On telling the truth to those in your care, Classroom Brainwashing:
When the only paradigm promoted is false, what can one reasonably expect?Academic freedom is the freedom to do academic things -- teach chemistry or accounting the way you think chemistry or accounting should be taught. It is also freedom to engage in the political activities of other citizens -- on their own time, outside the classroom -- without being fired.
Nowhere else do people think that it is OK to engage in politics instead of doing the job for which they are being paid. When you hire a plumber to fix a leak, you don't want to find your home being flooded while he whiles away the hours talking about Congressional elections or foreign policy.
It doesn't matter whether his political opinions are good, bad, or indifferent if he is being paid to do a different job.

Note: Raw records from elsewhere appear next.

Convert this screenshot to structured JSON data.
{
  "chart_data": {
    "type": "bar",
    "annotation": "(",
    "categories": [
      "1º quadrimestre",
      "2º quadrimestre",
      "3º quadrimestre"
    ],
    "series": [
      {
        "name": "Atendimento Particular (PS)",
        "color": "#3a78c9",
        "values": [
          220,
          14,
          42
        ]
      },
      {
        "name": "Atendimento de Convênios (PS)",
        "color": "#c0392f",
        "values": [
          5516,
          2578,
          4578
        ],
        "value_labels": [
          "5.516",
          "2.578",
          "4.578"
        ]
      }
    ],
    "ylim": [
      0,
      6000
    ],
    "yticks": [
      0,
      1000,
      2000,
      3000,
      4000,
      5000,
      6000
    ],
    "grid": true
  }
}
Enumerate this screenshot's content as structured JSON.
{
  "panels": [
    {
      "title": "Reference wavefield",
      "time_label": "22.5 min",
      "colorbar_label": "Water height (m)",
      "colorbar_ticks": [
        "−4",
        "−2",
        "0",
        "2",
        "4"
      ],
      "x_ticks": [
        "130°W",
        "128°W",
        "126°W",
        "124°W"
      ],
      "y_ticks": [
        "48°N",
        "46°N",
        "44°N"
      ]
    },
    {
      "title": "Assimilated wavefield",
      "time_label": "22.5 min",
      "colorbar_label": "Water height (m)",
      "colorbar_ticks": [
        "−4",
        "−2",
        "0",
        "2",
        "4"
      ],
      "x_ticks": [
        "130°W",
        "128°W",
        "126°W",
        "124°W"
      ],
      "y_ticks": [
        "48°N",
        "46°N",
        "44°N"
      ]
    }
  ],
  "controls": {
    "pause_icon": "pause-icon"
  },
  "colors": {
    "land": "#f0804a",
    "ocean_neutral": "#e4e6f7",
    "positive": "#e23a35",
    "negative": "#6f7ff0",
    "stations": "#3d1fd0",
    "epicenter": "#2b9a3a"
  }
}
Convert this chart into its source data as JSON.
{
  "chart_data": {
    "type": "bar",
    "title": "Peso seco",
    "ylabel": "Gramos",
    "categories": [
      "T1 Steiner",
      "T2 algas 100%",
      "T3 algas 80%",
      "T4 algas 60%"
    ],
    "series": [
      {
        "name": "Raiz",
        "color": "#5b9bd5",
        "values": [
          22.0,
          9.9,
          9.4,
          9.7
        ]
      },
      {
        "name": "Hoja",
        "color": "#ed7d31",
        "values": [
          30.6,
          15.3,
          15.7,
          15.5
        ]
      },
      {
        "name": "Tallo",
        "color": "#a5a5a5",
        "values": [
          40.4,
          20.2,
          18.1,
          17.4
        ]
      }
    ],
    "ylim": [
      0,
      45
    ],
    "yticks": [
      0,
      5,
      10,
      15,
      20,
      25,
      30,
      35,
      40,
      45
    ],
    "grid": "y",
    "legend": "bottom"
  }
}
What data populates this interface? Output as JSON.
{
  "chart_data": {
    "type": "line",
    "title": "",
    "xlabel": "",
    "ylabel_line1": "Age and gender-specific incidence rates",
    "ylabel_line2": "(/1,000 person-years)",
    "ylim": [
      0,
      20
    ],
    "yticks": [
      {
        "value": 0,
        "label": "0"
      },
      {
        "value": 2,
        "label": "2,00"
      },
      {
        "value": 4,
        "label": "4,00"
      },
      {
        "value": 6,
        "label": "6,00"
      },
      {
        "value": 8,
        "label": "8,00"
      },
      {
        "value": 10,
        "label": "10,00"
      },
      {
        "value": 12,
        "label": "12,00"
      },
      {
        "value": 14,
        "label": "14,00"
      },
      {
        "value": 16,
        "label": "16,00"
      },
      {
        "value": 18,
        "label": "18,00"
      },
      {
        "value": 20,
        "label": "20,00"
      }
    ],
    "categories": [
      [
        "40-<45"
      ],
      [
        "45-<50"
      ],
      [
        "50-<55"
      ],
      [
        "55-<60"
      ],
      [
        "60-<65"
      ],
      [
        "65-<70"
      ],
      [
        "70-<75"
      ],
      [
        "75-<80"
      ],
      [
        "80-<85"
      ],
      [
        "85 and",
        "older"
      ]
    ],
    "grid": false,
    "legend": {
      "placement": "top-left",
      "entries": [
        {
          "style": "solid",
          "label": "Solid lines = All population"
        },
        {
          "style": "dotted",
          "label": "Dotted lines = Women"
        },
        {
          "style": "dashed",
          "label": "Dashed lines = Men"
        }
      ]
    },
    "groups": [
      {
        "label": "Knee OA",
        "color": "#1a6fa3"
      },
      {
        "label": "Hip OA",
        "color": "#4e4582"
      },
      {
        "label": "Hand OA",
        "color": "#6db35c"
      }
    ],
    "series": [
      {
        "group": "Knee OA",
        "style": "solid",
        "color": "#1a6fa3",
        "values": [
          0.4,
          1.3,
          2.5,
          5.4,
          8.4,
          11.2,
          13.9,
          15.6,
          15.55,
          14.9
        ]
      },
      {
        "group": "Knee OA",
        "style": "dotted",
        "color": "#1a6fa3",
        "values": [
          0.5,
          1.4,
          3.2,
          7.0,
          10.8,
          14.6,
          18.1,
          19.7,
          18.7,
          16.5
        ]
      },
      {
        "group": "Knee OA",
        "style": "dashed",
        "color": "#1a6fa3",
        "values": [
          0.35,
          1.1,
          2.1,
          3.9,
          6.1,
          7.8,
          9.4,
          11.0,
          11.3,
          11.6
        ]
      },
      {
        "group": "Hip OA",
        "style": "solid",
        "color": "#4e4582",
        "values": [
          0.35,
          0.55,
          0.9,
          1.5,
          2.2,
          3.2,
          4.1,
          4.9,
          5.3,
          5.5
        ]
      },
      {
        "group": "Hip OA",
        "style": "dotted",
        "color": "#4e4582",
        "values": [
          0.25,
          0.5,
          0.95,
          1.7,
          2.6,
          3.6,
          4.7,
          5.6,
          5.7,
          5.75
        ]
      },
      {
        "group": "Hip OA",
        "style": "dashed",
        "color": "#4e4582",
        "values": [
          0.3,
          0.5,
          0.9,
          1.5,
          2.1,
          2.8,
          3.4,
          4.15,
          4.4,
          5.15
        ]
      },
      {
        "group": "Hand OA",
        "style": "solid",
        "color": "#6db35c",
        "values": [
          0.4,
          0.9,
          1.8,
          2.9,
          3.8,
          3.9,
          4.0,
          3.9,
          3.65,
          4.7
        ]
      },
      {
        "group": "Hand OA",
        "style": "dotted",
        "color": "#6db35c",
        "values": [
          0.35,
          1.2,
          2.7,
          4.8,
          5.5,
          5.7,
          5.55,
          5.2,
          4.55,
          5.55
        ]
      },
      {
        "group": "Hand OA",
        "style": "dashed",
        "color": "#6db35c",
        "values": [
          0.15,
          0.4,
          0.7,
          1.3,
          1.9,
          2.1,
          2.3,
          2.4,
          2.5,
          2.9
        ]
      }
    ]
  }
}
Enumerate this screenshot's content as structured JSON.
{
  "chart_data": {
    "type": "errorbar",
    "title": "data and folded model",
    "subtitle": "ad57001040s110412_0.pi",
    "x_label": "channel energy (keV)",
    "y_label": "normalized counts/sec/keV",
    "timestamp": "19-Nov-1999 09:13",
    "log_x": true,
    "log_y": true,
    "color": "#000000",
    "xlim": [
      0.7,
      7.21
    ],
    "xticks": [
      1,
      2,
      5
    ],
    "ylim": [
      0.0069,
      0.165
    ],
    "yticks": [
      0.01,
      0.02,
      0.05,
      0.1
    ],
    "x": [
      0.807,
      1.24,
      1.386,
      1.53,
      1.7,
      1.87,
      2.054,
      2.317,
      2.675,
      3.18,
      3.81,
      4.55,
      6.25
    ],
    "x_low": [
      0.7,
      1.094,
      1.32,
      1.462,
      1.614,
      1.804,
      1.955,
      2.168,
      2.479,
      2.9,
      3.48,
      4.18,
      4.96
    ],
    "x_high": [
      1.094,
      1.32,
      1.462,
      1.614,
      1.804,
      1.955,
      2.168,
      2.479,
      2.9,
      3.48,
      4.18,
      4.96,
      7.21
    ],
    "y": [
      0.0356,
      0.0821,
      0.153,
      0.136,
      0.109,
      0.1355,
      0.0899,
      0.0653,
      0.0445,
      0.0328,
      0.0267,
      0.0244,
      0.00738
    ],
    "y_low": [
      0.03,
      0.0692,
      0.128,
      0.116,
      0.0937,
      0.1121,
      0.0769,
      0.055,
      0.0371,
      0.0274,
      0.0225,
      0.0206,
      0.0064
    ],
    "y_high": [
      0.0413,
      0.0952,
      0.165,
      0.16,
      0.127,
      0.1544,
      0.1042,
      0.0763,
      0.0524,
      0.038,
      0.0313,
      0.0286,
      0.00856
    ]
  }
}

Only among "educators" is there such confusion that merely exposing what they are doing behind the backs of parents and taxpayers is regarded as a violation of their rights. Tenure is apparently supposed to confer carte blanche.
The Colorado geography teacher is not unique. A professor at UCLA wrote an indignant article in the Chronicle of Higher Education, denouncing organized efforts of students to record lectures of professors who impose their politics in class instead of teaching the subject they were hired to teach.
All across the country, from the elementary schools to the universities, students report being propagandized. That the propaganda is almost invariably from the political left is secondary. The fact that it is political propaganda instead of the subject matter of the class is what is crucial.
The lopsided imbalance among college professors in their political parties is a symptom of the problem, rather than the fundamental problem itself.
If physicists taught physics and economists taught economics, what they did on their own time politically would be no more relevant than whether they go swimming or sky diving on their days off. But politics is intruded, not only into the classroom, but into hiring decisions as well.
Even top scholars who are conservatives are unlikely to be hired by many colleges and universities. Similarly with people training to become public school teachers. Some in schools of education have said that, to be qualified, you have to see teaching as a means of social change -- meaning change in a leftward direction.
Such attitudes lead to lopsided politics among professors. At Stanford University, for example, the faculty includes 275 registered Democrats and 36 registered Republicans.
Such ratios are not uncommon at other universities -- despite all the rhetoric about "diversity." Only physical diversity seems to matter.